Le faux procès de l’interculturalisme

S'agit-il de méprise, de malentendus ou d’ignorance ? Je ne saurais dire. Mais la version peu reluisante que certains critiques présentent de l’interculturalisme pour le discréditer est très éloignée de la connaissance que j’en ai. Je me réfère, tout particulièrement, aux positions exprimées par Jean-François Lisée (sur son blogue et à l’émission de RDI Les coulisses du pouvoir, le dimanche 11 septembre) et au texte publié dans Le Devoir par Jacques Beauchemin le 12 septembre (« Pourquoi j’appuie Jean-François Lisée »). Concernant ma compréhension de l’interculturalisme, je m’en remets aux deux textes principaux sur le sujet, soit le rapport de la commission que j’ai coprésidée avec Charles Taylor et l’ouvrage que j’ai publié en 2012 chez Boréal (L’interculturalisme : un point de vue québécois).
Pour Jean-François Lisée, l’interculturalisme est semblable au multiculturalisme. C’est un modèle qui ne protège pas suffisamment la majorité francophone du Québec, qui tolère le rejet de nos valeurs fondamentales (comme l’égalité hommes-femmes), qui en fait trop pour les immigrants (pour Lisée, c’est l’immigrant davantage que la société d’accueil qui devrait porter le fardeau de l’intégration). C’est, enfin, un modèle qui refuserait d’affirmer clairement ce qui doit constituer le coeur (le « tronc commun ») de notre culture ou de notre identité. Pour toutes ces raisons, c’est un modèle trop « mou ».

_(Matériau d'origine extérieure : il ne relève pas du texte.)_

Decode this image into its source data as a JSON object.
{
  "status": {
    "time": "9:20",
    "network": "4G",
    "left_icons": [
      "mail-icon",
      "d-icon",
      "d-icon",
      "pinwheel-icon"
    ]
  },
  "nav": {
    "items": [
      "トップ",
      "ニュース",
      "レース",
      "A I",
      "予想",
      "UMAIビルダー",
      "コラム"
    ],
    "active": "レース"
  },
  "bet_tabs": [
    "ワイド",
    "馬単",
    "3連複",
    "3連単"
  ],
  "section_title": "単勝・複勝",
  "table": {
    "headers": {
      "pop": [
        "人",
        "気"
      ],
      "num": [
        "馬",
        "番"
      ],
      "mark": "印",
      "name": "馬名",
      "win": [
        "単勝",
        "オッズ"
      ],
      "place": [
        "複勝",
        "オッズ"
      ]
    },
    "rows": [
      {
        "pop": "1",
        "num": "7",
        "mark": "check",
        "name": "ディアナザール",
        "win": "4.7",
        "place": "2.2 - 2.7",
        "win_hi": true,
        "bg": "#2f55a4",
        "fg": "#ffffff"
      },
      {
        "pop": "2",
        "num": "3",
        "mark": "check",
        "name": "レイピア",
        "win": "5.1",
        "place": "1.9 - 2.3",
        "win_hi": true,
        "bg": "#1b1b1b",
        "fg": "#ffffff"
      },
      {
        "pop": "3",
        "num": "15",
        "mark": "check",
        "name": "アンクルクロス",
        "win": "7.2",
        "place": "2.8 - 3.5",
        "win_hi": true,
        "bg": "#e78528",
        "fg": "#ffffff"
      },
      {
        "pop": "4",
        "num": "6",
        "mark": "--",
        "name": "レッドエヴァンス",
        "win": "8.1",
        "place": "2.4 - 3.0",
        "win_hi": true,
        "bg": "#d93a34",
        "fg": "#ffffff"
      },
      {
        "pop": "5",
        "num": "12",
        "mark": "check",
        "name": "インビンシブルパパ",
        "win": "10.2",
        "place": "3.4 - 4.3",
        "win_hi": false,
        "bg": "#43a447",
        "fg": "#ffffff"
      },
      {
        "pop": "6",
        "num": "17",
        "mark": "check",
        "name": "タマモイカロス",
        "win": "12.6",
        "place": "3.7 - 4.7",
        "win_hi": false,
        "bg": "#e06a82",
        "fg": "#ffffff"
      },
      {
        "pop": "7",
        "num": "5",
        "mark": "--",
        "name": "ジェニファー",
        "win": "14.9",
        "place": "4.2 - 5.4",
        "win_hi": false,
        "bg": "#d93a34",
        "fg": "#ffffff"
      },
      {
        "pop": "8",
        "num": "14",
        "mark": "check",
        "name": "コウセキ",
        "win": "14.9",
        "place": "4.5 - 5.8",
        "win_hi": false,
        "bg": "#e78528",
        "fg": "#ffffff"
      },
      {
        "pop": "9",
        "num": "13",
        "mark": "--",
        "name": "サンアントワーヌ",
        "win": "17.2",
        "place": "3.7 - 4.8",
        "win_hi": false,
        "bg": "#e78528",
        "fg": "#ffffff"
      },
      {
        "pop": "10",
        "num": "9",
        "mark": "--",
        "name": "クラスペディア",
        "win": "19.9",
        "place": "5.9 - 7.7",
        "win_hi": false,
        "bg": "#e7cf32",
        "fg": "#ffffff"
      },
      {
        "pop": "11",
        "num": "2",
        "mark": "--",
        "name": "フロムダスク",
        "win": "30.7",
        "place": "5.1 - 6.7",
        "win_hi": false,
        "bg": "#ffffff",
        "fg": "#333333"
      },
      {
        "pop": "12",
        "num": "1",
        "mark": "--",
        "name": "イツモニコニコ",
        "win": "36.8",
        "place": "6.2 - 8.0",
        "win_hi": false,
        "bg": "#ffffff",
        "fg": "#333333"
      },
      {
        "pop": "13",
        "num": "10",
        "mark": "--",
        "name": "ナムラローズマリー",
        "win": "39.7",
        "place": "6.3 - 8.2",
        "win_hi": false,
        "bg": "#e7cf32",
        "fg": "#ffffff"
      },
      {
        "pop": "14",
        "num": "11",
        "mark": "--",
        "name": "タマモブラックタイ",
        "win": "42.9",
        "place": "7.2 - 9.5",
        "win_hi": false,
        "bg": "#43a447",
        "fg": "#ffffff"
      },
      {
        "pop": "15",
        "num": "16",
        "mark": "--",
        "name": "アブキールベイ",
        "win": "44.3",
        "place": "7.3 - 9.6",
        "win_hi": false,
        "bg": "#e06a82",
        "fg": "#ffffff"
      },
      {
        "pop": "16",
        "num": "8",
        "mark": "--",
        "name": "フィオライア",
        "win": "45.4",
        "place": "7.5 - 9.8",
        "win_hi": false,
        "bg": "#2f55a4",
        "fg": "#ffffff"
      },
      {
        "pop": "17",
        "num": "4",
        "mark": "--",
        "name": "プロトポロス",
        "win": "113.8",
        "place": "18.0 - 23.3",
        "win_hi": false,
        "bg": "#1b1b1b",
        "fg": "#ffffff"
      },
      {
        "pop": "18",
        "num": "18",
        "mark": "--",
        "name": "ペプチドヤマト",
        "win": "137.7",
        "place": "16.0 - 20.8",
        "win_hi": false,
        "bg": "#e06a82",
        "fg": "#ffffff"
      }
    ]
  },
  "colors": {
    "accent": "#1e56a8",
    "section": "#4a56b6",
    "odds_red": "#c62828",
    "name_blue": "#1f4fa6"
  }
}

Jacques Beauchemin, quant à lui, condamne l’interculturalisme sous prétexte que : a) il refuse de décréter la prééminence de la majorité francophone, b) il est trop laxiste sur la double question des accommodements et du port des signes religieux, c) il fait peu de cas de l’histoire nationale et de sa trame francophone, d) il encourage « l’abolition de soi ».
Incompatibilité
Or, que disent sur ces sujets les deux ouvrages mentionnés plus haut ? D’abord, l’interculturalisme est incompatible avec le multiculturalisme, que M. Taylor et moi avons rejeté comme modèle pour le Québec. Les raisons principales, c’est qu’il accorde peu d’attention à la culture majoritaire, aux nécessités de l’intégration et à la promotion d’un dénominateur culturel commun (ce que j’appelle le fondement symbolique de notre société, soit l’équivalent du « tronc commun »).
L’interculturalisme reconnaît des éléments de préséance ad hoc à la culture majoritaire (par exemple en matière d’histoire nationale et de valeurs patrimoniales), en accordant une primauté contextuelle au noyau francophone et à la tradition chrétienne. Voudrait-on aller plus loin et décréter une préséance formelle, appuyée sur une traduction juridique ? Le Québec l’a fait pour la langue et la Cour suprême a reconnu la légitimité de cette mesure. Mais pour tout le reste ? Voudrait-on créer deux classes de citoyens ? Le modèle établit clairement l’existence de valeurs fondamentales non négociables. Ce sont, en gros, celles qui sont inscrites dans notre charte.
Que veut-on dire exactement quand on affirme qu’en matière d’intégration, l’immigrant devrait en faire plus que la société d’accueil ? Celle-ci en ferait donc trop présentement en matière de services à la francisation ou en matière d’accès à l’emploi, au logement et autres services sociaux ?
Selon l’interculturalisme, la pratique des accommodements est nécessaire pour éliminer certaines formes de discrimination. Si cette pratique dérape (ce qui n’a jamais été prouvé), il faut la redresser. Mais faut-il y mettre fin ? Par quoi sera-t-elle remplacée ?
Quête d’équilibre
Sur la question des signes religieux, je rappellerai seulement que l’interculturalisme se range du côté du respect des droits fondamentaux. Je rejette donc l’idée que les croyants devraient observer un « devoir de réserve », comme si le port de signes religieux était une pratique honteuse.
L’interculturalisme reconnaît la nécessité de l’enseignement de l’histoire nationale, la mémoire étant une des composantes principales du fondement symbolique. Cette histoire doit rendre compte de l’ensemble de la société, mais il est inévitable qu’elle soit ordonnée surtout en fonction de sa trame principale, à savoir la majorité francophone.
En résumé, l’interculturalisme est dicté par une quête d’équilibre entre les droits et aspirations légitimes de la majorité et des minorités. À la lumière de ces rappels, comment peut-on dire que ce modèle est une forme d’« abolition de soi » ? Que pourrait-on y ajouter qui serait conforme à la démocratie et au respect des droits ?
MM. Lisée et Beauchemin sont des figures publiques qui contribuent à former l’opinion. Dans ce cas-ci, ils se sont plutôt employés à la déformer.